Week 5 — Filling In (9/20–24)

This week introduces one new statistical concept — the hypothesis test — and is otherwise about practice and solidifying concepts. I’m also going to take a step back and give some more context to some of the things we’re talking about.

Our learning outcomes are:

  • Compute and interpret hypothesis test

  • Avoid p-hacking and HARKing

  • Understand how to read and interpret Python errors

  • Understand how the quantitative techniques we are learning in this class fit in a broader landscape of epistemologies

🧐 Content Overview

Element Length

🎥 Comparing Distributions


🎥 Testing Hypotheses


🎥 T-tests


🎥 Epistemology


🎥 Python Errors


🎥 Python Libraries


🎥 Learning More


This week has 1h14m of video and 0 words of assigned readings.
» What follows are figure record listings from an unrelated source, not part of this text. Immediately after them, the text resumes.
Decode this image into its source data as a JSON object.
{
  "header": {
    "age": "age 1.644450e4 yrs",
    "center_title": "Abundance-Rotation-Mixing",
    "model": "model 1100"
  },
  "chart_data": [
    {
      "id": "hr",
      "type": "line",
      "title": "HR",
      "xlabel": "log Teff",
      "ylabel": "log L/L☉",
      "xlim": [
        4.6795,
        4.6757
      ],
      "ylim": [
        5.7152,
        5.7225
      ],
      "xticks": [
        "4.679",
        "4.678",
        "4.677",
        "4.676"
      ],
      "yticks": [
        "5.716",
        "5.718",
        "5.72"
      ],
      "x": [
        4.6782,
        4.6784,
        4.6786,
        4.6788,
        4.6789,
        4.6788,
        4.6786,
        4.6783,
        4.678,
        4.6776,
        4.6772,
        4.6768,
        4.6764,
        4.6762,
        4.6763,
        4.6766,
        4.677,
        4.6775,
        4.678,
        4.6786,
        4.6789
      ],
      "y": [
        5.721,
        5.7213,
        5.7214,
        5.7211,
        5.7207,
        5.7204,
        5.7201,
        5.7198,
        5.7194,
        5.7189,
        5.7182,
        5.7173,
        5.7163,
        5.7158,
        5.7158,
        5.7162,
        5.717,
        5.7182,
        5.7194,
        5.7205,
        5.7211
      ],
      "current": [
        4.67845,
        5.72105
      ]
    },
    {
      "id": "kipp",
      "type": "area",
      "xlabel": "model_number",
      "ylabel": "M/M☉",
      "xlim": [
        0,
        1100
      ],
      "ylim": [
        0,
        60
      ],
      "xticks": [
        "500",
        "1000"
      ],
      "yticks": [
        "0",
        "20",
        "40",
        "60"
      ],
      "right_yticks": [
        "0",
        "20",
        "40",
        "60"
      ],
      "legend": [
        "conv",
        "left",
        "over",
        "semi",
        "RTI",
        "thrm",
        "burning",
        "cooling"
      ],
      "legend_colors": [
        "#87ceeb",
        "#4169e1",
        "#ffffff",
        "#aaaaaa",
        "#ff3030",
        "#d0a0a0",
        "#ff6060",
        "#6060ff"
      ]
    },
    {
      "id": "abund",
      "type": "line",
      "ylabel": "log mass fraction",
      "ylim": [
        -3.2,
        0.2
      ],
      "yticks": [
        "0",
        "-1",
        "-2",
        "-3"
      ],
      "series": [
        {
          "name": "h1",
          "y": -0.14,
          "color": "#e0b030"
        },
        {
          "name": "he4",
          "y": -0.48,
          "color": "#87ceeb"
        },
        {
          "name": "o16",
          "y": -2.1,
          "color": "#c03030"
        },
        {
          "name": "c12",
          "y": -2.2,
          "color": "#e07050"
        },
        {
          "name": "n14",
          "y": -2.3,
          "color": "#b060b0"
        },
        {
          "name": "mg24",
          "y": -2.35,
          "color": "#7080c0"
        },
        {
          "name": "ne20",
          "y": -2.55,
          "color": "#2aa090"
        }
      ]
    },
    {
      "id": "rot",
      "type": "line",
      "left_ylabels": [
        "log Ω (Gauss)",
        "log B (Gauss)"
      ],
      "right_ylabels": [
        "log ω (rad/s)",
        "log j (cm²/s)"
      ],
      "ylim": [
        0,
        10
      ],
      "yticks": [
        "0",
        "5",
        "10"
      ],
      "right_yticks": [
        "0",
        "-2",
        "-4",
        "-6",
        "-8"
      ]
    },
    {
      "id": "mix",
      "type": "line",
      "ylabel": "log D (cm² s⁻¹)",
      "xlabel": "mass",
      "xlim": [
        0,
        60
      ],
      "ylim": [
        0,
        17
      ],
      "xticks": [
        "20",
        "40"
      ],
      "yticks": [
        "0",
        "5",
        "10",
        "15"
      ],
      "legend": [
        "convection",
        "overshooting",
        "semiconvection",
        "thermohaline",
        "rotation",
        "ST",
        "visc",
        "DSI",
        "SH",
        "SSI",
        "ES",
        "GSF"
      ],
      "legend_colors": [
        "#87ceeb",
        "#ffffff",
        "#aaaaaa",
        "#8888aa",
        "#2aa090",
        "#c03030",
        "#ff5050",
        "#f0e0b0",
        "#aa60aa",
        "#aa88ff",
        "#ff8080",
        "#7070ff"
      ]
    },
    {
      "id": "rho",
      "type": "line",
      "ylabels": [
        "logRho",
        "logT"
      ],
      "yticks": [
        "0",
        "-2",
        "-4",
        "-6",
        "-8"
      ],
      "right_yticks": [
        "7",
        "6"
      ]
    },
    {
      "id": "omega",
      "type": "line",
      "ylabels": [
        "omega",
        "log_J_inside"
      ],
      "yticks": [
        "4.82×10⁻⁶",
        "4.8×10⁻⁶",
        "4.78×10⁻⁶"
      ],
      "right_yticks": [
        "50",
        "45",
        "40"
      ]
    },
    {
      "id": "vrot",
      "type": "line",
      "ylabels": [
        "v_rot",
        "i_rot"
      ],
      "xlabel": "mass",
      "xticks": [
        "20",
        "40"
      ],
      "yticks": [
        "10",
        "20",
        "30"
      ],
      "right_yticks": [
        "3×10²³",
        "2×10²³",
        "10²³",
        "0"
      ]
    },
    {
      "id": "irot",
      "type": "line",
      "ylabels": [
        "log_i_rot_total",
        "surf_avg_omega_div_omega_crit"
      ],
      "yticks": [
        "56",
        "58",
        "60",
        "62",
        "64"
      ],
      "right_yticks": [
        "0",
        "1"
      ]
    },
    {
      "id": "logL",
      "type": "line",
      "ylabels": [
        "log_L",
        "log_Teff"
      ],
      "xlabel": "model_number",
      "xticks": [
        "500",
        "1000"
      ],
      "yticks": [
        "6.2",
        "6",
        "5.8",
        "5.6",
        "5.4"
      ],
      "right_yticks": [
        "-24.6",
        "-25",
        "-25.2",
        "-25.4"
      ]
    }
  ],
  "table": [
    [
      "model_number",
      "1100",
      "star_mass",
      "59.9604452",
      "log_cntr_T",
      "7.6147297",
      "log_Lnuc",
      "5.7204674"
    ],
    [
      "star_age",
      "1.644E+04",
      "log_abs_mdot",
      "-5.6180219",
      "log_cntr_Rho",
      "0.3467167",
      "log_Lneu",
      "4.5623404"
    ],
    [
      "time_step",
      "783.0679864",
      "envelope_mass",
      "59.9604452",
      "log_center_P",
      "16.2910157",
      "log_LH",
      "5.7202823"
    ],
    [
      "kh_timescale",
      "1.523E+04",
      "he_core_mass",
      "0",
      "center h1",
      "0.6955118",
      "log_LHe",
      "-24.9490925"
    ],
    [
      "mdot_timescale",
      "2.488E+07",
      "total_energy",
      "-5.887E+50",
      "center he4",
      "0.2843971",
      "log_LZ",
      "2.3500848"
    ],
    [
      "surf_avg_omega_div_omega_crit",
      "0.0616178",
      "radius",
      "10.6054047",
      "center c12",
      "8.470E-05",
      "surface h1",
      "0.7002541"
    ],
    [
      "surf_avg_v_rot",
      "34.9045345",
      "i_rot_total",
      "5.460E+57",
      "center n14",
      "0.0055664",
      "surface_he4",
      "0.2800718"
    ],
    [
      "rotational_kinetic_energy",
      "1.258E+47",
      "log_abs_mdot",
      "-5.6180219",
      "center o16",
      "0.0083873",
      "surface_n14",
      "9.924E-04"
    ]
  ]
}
This week’s videos are available in a Panopto folder and as a podcast.

📅 Deadlines

  • Week 5 Quiz is due on Thursday at 8AM.

  • Assignment 2 is due on Sunday, Sep. 26 at 11:59 PM.

  • Midterm A is next week, on Tuesday, Sep. 28.

📓 Assignment 1 Solution

I will post the Assignment 1 solution to Canvas (sorry, I’m not posting it to the entire Internet).

📃 Course Glossary

If you haven’t yet, I highly recommend consulting the course glossary. Please post on Piazza if you have suggested additions!

The midterm is also likely to be useful in studying for the exam.

📓 Writing Functions

I’ve used Python functions in a few of my example notebooks. The function notebook talks more about them, how to write them, and how to use them.

🎥 Comparing Distributions

This video describes how to use Q-Q plots to compare data against a distribution.

🎥 Testing Hypotheses

💥 Cartoon

Read XKCD #882: Significant.

This is called p-hacking: running tests until we find one that is significant.

🎥 T-tests

This video discusses the t-test in more detail, and the different kinds of t-tests that we can run. It also introduces degrees of freedom.

🎥 Epistemology

In this video, I talk about how the quantitative data science methods we are learning fit into a broader picture of source of knowledge.

🚩 Week 5 Quiz

The Week 5 quiz is about material through this point. The subsequent videos are to help you better understand and contextualize material.

📓 One Sample Notebook

The One Sample notebook demonstrates how to compute a one-sample t-test, and draw a Q-Q plot to compare a distribution with normal.


🎥 Python Errors

This video discusses common Python errors and how to read errors.

🎥 Python Libraries

🎥 Learning More

In this video I talk about how I go about expanding my own data science knowledge and techniques, with the goal of giving you ideas for how you can continue learning beyond this class.

✅ Practice

There are a few things you can do to keep practicing the material:

  • The HETREC data contains two data sets besides the movie data: Delicious bookmarks and Last.FM listening records. Download this data set and apply some of our exploratory techniques to it.

  • Download the SBA data from Week 4’s activity and describe the distributions of more of the variables.

  • Apply the inference techniques from Week 4 to statistically test the differences you observed in Assignment 1.

📓 More Examples

Some more examples from my own work (these are not all cleaned up to our checklist standards):

📓 Tutorials

The tutorial notebooks include many useful things, and have a couple of additions moved over from 📅 Week 4 — Inference (9/13–17).

📩 Assignment 2

Assignment 2 is due on September 26.